La breve sombra de la calle Brandsen le ha parecido un círculo negro interminable, un pozo por donde no termina nunca de caer. Todas las glorias recientes se han esfumado de su memoria. No hay otro recuerdo que la derrota que acaban de sufrir esta tarde. Sospecha que esta sensación de dolor será interminable y eso lo tortura y le provoca cada vez más llanto. No se da cuenta -no podria darse cuenta nunca- que esta siendo bautizado en el arte de sufrir. Karma inherente a todo aquel que se precie de verdadero hincha. Y que pese a ser de Boca, el no está, no estará exento para nada, y que no obstante con el paso del tiempo lo verá convertido en el equipo con más copas internacionales ganadas en el mundo, tendrá que aceptar, en más de una oportunidad, este tipo de laceraciones.


Recién al llegar a la histórica pizzería se calma un poco. Seguir llorando ante la mirada dura y desfachatada de los chicos de la Boca le ha llamado a la vergüenza. Para seguir consignando iniciaciones, sin sentarse a la mesa todavía, parado en el mostrador, prueba por primera vez la fainá xeneixe de la Boca. Ese sabor intenso que no solo corona los festejos de los triunfos sino que parece poder conjurar todos los males que acarrean las derrotas.

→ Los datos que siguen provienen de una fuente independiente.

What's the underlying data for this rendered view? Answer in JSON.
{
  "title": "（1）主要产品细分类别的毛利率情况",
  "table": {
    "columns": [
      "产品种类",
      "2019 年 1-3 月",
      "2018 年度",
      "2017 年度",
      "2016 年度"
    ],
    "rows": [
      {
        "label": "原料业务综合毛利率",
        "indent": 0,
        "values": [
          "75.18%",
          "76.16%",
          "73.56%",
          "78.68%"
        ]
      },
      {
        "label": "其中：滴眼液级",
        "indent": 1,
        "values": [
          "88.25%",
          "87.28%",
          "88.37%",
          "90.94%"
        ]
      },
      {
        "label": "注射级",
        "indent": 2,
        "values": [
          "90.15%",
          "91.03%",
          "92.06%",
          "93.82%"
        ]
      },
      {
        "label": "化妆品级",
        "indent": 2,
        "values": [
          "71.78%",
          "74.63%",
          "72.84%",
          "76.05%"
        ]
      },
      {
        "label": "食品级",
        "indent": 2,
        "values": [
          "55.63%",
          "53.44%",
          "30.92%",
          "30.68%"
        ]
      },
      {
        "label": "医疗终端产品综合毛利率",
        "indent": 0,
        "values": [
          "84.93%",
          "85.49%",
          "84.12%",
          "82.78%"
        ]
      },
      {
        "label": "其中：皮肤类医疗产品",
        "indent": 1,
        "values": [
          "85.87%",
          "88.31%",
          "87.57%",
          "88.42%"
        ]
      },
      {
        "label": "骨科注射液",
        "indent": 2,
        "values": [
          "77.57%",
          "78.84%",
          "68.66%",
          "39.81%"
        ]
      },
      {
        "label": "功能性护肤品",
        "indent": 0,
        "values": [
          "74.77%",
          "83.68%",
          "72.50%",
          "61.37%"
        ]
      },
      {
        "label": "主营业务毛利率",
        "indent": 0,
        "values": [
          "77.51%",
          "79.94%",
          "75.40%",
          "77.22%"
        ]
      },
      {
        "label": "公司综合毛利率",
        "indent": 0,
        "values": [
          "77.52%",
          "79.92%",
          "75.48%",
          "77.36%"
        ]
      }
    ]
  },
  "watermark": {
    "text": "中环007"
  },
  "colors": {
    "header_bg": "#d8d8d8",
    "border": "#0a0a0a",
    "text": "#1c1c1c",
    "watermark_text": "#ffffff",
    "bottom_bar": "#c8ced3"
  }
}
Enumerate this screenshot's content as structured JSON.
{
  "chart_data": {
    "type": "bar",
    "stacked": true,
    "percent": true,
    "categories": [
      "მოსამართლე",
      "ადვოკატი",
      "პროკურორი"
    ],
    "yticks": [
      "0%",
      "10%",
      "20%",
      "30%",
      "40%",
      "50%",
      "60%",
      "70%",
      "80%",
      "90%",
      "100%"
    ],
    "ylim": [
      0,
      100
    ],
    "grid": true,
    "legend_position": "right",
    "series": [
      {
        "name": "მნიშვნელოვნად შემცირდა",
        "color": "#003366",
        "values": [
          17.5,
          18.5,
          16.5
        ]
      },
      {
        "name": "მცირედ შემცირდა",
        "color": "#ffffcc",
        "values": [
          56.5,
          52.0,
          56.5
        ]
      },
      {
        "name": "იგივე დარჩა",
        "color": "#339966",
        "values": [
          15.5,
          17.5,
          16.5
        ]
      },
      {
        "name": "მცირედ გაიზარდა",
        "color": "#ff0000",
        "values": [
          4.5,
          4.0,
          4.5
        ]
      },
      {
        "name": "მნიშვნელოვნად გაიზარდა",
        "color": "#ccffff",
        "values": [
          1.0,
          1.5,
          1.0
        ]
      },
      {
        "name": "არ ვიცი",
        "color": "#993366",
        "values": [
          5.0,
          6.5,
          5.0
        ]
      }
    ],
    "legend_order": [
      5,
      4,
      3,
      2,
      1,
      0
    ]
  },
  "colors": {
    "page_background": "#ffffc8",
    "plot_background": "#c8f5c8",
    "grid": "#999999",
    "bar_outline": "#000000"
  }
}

El padre le da de su vaso un pequeño traguito de moscato. Con ese breve fuego bajandole por la garganta.
Se siente algo mejor. Todos se sienten mejor cuando beben moscato en la República de La Boca.


Mientras comen, mientras el Gran Mangacha, Tío Oscar y su padre elogian la muzarela de Banchero y cambian el moscato con el que han acompañado la fainá por porrones de cerveza, el chico se pierde a instancia de otro match, esta vez los players se desplazan sobre el mosaico pringoso de Banchero. Son unos chicos que juegan con una tapita de Pepsi. Incansablemente la mueven de un lado a otro con la misma destreza casi con que moverían una pelota de cuero.


Se levanta de la mesa y se arrima al insólito campo de juego del piso gris de la pizzería.


Un morochito sin desatender el juego lo mira y ordena:
- Jugás para nosotros. Para Los Tigres del Riachuelo. Y le hace seña con su mano para que tome posiciones en el fondo. Para que defienda el arco que componen las patas de una silla de madera.
No quiere pasar por flojo ante sus rudos y desfachatados compañeros. Ante esos pibes que ya se estan haciendo fuertes en la Placita Solís. Así que cuando por primera vez la chapita pasa cerca de sus pies. La revienta con alma y vida, resbalándose y cayendo de espaldas contra el piso. Por lo menos no ha pifiado.


El gran Mangacha, yerra el segundo vaticinio de la tarde. Yerra feo esta vez.


- Que sangre Peter, este va a ser como Pernía.



Ni Saturno que por lo menos hacia la bicicleta. Ni el Mosquito Monroig que una vez la puso contra Italiano. Ni Pimpinela Tessone que tuvo al menos una jornada de gloria. Ni siquiera Matuzcik que si bien en vano, el pobre las corría a todas.
Hoyos, Trellez quizás, Charles. Y si nos dilatamos en el tiempo Javier García.


Pero el Gran Mangacha murió antes de que esta perrada se calcé la azul y oro. Así que le fue imposible trazar una justa y acertada analogía. Esa tarde en La Boca.